Interesting point. It turns out that huge java.lang.Class instances 
/can/ get allocated in the old gen. Also, Colleen mentioned that it 
might be nice if we could allocate all java.lang.Class instances 
directly in the old gen.

It might be a good idea to only do the memory barriers when the object 
is in the old gen, but I'm not sure how the cost of testing this at 
runtime compares to the cost of the barriers themselves. I've been 
assuming that, statistically speaking, CollectedHeap::/foo/_allocate() 
is only called for old gen allocations, and the rest are handled by the 
compiled code or interpreter. Modulo a pile of corner cases.

Similarly, we use memory barriers only when we're using a concurrent GC, 
if the cost trade-off made sense.

> Also those "other" cases where the layout helper is < 0, and we take 
> the virtual call must be considered too (whatever these are) to make 
> sure that a loadload barrier is executed (assuming that instances of 
> these kind can be somehow allocated in old gen).

I think the virtual calls for oop_size() end up using the layout helper 
(after all), using the array length, or using the oop_size field. So 
resolving the issue of ordering the length field or oop_size field 
should be sufficient.

Thanks for looking at this issue!

  - Derek

FYI - I have two stabs at fixing this issue:

http://cr.openjdk.java.net/~drwhite/8160369/webrev.02 - Minimal 
barriers, but I'm not sure it's catching everything.
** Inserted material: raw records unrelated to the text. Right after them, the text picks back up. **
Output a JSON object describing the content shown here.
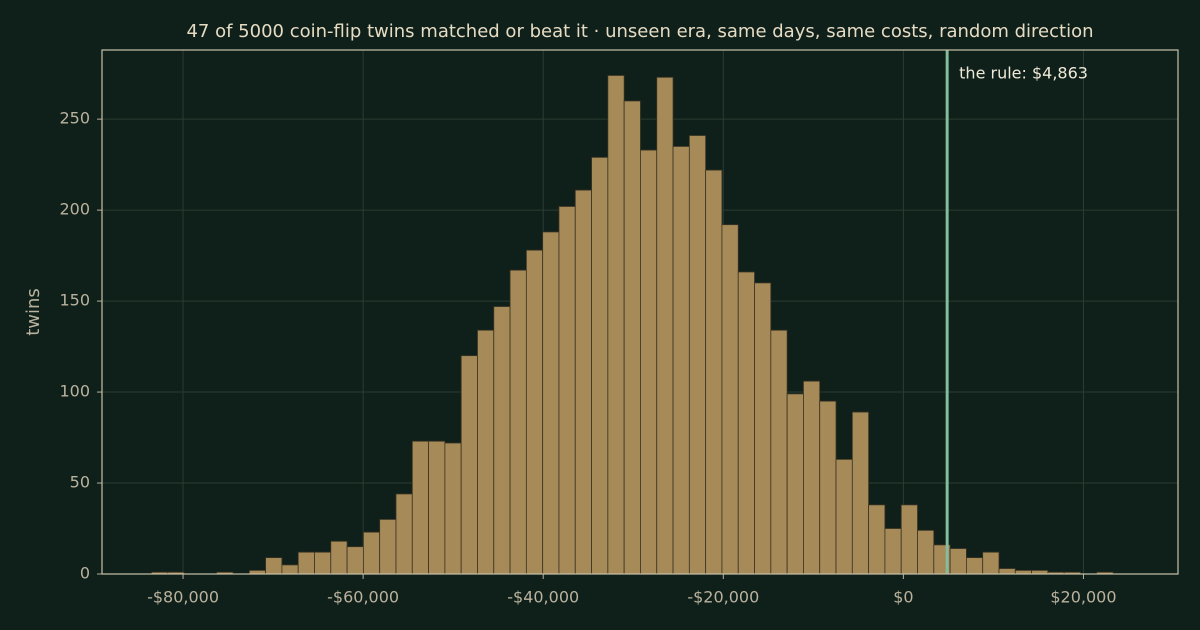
{
  "chart_data": {
    "type": "histogram",
    "title": "47 of 5000 coin-flip twins matched or beat it  ·  unseen era, same days, same costs, random direction",
    "y_label": "twins",
    "bins": [
      -83500,
      -81690,
      -79880,
      -78070,
      -76260,
      -74450,
      -72640,
      -70830,
      -69020,
      -67210,
      -65400,
      -63590,
      -61780,
      -59970,
      -58160,
      -56350,
      -54540,
      -52730,
      -50920,
      -49110,
      -47300,
      -45490,
      -43680,
      -41870,
      -40060,
      -38250,
      -36440,
      -34630,
      -32820,
      -31010,
      -29200,
      -27390,
      -25580,
      -23770,
      -21960,
      -20150,
      -18340,
      -16530,
      -14720,
      -12910,
      -11100,
      -9290,
      -7480,
      -5670,
      -3860,
      -2050,
      -240,
      1570,
      3380,
      5190,
      7000,
      8810,
      10620,
      12430,
      14240,
      16050,
      17860,
      19670,
      21480,
      23290,
      25100
    ],
    "values": [
      1,
      1,
      0,
      0,
      1,
      0,
      2,
      9,
      5,
      12,
      12,
      18,
      15,
      23,
      30,
      44,
      73,
      73,
      72,
      120,
      134,
      147,
      167,
      178,
      188,
      202,
      211,
      229,
      274,
      260,
      233,
      273,
      235,
      241,
      222,
      192,
      166,
      160,
      134,
      99,
      106,
      95,
      63,
      89,
      38,
      25,
      38,
      24,
      16,
      14,
      9,
      12,
      3,
      2,
      2,
      1,
      1,
      0,
      1,
      0
    ],
    "color": "#a68a58",
    "xlim": [
      -89000,
      30500
    ],
    "ylim": [
      0,
      288
    ],
    "xticks": [
      {
        "value": -80000,
        "label": "-$80,000"
      },
      {
        "value": -60000,
        "label": "-$60,000"
      },
      {
        "value": -40000,
        "label": "-$40,000"
      },
      {
        "value": -20000,
        "label": "-$20,000"
      },
      {
        "value": 0,
        "label": "$0"
      },
      {
        "value": 20000,
        "label": "$20,000"
      }
    ],
    "yticks": [
      0,
      50,
      100,
      150,
      200,
      250
    ],
    "grid": true,
    "annotations": [
      {
        "x": 4863,
        "label": "the rule: $4,863",
        "color": "#86bb9c"
      }
    ]
  }
}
http://cr.openjdk.java.net/~drwhite/8160369/webrev.03 - Smaller patch, 
possibly overly conservative.

In both cases, I've used the call to oopDesc::klass_or_null() as a flag 
that the caller is some part of concurrent GC that is written to safely 
handle partially initialized objects. If klass_or_null() is called in 
other circumstances then my patches are doing too many barriers...